The suspension took place after he admitted that he had hit his wife. It happened before they were married and at a college party. She slapped him and he slapped her back. His co-host Stephen A. Smith, was also suspended for a time after he made remarks about domestic violence.
5. Max said that the only thing he cares about in the world is his three kids.
Interviewing on Hot 97, he talked about the complexity of his schedule, which involved juggling three jobs as a sports commentator. It was 2016 and he was involved with HBO Boxing, the daily ESPN TV show, and the daily ESPN radio show. He said it was tough being married with three kids and pairing that with is three-show career. He said he loved is wife dearly and that she felt the same way about their focus on their three children. His wife sent him video of his youngest child, Mira, walking for the first time. Mira was about 1 year old at the time, and Max had to content himself with seeing video of the cherished event because he was on the road with his work. His children were 7, 4, and 1 that year. The oldest were already in school, but he wasn’t at home from 8:30 to 7:30 every day, and that made it difficult to connect with his children.
6. Max has had a bad back, so he has exercised with Pilates.
As a middle-aged man, aged 42, he said that he was “at the beginning of old”. He didn’t consider himself to be in the 30s “sweet spot” but emerging into the more difficult part of middle life.
7. The slight scar on the left corner of Max’s mouth was when Max bit a clock wire and electrocuted his lips.
He and his brother Sam were playing Batman and Robin. They started the game when Max was three and Sam was two. They played the Dynamic Duo for years. The clock was their father’s gift to their mother. Max, as Batman, convinced Sam, as Robin, that the clock was the enemy. Max convinced Sam to bite the wire first, but nothing happened until Max bit it, too. The wire zapped Max’s skin, and he needed three surgeries to separate the left side of his lips.
8. Max was eight when his father took him to a gym for boxing lessons.
The pair had watched Muhammad Ali on TV one night and Max had recited Ali’s poetry. His lessons didn’t last long, however, because his mother and grandmother took him out of lessons one year later when Boom Boom Mancini killed Duk Koo Kim on national TV.
9. Max on Boxing became a Manhattan phenomenon.
When his own boxing lessons ended, Max satisfied his passion for boxing by learning everything about it that he could. His father took him to the Manhattan Neighborhood Network studio and paid for a half-hour recording slot. His first studio session was a hit, as people from all over phoned the studio. Max’s weekly show, Max on Boxing, lasted for nine years. He was invited to be on the David Letterman show, and Dustin Hoffman invited him to his home for dinner.

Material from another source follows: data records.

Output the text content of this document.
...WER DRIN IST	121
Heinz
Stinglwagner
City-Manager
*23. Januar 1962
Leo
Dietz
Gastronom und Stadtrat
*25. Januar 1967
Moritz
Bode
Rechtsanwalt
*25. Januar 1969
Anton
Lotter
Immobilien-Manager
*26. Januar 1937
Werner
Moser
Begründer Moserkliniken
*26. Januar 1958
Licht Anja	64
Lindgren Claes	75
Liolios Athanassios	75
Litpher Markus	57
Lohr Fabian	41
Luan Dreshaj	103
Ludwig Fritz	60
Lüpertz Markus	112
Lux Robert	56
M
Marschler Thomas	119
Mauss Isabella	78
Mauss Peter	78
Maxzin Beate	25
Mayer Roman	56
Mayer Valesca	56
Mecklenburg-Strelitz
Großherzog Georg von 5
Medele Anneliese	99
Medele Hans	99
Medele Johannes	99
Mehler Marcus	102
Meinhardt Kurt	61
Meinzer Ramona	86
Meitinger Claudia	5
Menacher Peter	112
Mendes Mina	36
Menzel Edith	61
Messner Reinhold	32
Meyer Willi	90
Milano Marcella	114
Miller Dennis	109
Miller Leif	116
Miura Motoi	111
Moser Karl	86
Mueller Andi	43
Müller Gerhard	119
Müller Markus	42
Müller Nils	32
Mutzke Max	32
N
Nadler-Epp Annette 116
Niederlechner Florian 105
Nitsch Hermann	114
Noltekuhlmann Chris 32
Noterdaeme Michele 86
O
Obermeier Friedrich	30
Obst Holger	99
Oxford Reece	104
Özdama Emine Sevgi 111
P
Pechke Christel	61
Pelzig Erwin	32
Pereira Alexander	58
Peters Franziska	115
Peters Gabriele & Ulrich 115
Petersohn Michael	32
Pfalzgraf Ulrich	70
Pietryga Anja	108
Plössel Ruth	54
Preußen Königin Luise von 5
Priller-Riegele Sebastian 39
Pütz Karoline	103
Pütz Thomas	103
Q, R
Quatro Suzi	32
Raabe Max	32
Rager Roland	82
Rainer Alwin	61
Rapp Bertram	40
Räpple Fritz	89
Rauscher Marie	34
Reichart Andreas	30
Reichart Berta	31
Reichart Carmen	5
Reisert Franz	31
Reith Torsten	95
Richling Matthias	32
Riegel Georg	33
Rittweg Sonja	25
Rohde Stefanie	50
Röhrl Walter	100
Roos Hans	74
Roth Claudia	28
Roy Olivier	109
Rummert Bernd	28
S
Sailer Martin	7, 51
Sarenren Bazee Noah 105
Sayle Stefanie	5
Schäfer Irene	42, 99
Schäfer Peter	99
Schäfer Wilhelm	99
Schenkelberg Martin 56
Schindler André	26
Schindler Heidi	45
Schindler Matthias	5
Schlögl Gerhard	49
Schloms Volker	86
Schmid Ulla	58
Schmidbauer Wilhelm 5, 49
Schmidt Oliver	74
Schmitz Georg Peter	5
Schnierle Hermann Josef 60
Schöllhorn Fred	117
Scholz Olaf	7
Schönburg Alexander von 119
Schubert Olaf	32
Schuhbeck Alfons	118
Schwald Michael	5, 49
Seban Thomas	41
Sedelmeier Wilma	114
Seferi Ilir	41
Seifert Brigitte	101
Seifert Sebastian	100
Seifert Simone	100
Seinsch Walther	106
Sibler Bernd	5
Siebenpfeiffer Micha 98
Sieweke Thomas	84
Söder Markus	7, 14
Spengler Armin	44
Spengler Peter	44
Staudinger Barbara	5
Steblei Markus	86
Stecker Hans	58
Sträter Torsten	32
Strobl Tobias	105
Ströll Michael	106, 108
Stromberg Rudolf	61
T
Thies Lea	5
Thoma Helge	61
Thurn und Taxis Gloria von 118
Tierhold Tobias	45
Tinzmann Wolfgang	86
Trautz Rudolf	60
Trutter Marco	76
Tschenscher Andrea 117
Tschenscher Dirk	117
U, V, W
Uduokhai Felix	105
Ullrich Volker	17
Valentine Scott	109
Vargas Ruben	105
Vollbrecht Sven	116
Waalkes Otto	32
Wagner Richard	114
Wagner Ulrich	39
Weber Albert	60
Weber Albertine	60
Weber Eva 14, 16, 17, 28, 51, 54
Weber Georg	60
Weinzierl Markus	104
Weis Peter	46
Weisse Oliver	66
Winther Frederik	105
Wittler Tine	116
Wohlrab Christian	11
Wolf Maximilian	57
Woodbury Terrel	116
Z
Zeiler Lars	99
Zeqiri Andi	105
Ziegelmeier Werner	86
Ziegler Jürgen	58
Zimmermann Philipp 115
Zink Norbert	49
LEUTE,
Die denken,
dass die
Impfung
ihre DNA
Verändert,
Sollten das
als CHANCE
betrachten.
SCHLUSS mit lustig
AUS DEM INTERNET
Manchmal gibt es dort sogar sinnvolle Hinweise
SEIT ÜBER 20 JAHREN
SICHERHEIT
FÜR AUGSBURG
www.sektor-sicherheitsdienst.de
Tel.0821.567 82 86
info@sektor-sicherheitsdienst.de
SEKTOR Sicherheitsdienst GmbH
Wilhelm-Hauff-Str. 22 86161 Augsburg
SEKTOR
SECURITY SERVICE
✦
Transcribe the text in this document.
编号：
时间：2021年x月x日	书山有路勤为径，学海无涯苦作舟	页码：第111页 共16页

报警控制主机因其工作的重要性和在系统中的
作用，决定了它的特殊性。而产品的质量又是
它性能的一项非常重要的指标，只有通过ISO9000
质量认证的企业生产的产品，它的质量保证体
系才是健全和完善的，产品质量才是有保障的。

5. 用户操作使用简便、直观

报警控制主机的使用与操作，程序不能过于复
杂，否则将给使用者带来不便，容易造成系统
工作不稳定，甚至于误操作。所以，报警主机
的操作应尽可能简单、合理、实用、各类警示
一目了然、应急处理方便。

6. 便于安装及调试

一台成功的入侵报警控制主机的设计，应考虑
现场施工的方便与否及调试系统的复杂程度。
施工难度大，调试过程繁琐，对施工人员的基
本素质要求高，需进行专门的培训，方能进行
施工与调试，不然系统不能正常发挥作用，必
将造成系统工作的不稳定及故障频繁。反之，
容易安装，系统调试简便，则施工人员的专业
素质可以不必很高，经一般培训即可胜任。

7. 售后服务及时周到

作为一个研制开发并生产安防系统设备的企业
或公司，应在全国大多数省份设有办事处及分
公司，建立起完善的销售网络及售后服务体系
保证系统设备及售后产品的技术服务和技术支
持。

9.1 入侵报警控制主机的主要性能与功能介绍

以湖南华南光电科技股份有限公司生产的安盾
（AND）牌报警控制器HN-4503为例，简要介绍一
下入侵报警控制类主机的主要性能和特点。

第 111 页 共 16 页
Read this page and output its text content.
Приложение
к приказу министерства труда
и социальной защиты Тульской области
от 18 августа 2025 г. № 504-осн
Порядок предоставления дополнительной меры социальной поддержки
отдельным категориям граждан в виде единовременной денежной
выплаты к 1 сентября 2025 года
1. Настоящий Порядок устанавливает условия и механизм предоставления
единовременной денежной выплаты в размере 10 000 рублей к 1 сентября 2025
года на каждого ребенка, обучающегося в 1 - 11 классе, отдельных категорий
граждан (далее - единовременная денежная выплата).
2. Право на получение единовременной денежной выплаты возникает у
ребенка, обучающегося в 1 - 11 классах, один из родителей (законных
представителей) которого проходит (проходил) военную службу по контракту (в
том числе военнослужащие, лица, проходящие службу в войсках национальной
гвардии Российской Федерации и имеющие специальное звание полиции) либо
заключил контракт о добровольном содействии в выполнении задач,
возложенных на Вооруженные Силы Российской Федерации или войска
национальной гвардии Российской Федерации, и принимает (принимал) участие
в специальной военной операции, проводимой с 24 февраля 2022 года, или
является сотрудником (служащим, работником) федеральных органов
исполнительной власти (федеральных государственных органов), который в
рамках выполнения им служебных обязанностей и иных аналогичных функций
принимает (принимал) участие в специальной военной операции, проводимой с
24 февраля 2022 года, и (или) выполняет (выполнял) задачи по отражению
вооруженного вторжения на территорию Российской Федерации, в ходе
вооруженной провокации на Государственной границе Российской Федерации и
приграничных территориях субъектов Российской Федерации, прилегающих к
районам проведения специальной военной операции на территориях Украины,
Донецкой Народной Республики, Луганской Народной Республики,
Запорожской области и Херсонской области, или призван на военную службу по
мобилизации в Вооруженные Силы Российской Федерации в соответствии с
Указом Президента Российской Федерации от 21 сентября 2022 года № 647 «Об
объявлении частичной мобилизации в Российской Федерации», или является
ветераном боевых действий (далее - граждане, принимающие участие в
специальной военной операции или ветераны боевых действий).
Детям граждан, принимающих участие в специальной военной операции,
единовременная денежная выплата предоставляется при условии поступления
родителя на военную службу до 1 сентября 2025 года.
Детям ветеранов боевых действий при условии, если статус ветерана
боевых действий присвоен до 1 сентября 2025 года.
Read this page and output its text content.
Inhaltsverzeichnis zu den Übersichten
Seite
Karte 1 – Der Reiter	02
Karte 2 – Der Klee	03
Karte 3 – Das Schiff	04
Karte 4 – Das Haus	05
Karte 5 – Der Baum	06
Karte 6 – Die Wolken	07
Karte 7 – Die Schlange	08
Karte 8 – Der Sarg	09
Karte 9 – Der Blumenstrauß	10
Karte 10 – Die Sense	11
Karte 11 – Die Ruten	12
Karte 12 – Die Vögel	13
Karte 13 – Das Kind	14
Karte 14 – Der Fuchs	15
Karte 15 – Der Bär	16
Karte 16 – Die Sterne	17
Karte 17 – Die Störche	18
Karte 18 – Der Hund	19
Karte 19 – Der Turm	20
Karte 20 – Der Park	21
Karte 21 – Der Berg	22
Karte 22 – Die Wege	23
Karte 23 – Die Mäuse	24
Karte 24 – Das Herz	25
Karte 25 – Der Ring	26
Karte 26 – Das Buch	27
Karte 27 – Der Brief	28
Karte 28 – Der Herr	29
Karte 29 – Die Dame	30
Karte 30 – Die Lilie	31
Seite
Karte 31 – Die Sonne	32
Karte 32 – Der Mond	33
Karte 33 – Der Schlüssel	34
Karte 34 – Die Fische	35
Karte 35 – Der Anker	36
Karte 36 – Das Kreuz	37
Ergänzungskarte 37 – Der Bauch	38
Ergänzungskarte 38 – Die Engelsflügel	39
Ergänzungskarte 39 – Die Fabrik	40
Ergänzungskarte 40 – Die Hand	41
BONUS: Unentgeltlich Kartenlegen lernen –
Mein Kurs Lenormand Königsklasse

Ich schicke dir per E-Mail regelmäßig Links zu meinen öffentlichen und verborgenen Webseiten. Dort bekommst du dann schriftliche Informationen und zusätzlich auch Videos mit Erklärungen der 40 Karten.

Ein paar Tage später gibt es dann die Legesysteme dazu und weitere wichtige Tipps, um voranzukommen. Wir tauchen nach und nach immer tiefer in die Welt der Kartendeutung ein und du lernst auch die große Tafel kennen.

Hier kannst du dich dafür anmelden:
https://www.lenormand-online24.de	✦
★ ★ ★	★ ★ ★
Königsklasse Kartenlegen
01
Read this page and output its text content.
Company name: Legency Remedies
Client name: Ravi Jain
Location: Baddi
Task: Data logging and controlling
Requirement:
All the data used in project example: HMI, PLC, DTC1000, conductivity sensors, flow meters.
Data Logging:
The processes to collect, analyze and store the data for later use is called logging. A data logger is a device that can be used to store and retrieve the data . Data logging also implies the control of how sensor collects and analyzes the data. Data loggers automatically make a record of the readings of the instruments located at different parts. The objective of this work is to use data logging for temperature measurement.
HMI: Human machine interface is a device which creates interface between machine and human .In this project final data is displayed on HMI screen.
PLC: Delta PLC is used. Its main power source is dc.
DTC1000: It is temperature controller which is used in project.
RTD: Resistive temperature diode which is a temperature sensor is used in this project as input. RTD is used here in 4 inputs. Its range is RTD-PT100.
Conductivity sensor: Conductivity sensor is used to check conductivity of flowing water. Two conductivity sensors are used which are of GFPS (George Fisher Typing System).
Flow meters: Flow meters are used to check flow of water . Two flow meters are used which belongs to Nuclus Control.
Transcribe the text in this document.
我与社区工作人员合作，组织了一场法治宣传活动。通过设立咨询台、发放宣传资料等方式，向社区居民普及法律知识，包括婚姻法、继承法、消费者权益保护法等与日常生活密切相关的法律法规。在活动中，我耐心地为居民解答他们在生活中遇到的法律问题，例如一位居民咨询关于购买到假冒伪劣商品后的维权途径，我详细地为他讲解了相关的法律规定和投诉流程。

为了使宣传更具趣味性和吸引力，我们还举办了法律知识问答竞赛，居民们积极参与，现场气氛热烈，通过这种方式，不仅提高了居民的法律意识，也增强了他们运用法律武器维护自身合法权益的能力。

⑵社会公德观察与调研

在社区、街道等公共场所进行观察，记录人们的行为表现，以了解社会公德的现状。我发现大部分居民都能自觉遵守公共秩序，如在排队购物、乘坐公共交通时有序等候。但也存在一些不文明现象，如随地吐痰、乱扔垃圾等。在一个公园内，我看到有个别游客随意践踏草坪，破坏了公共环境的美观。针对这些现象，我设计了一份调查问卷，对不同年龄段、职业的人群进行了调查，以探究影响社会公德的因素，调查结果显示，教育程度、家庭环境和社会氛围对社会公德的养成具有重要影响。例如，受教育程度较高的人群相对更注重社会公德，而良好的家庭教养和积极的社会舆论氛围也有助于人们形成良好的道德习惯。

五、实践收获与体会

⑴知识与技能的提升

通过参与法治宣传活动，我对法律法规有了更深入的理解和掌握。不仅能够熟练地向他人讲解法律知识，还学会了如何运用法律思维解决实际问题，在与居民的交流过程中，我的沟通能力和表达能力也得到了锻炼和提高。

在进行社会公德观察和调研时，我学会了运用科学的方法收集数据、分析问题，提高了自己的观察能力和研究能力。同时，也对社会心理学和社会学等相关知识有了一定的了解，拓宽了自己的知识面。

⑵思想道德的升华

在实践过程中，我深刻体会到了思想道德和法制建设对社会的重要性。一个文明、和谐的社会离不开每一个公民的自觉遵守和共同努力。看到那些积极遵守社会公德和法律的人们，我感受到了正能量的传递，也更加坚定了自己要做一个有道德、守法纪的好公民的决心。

10. Max believes that the most important core of himself as an intellectual, secular Jew, is Yiddish.
He said that Yiddish was the tradition most important to his Bubba, his father, and therefore, to him in terms of how he wants his children to be like him in some way is to carry on the tradition of Yiddish. While the issue of Jewish identity is nebulous, he said that Yiddish is an experience of tradition that comes before you and which you can carry on in some way is Yiddish. He said that it is at the core of Jewish identity, regardless of which Jewish community you belong to. Max was interviewed as part of the Wexler Oral History Project with the Yiddish Book Center when he discussed what it meant to him to grow up in a home which was conservative, committed to leftist causes, and focused on transmitting the values which secular Jews share through generations in their families.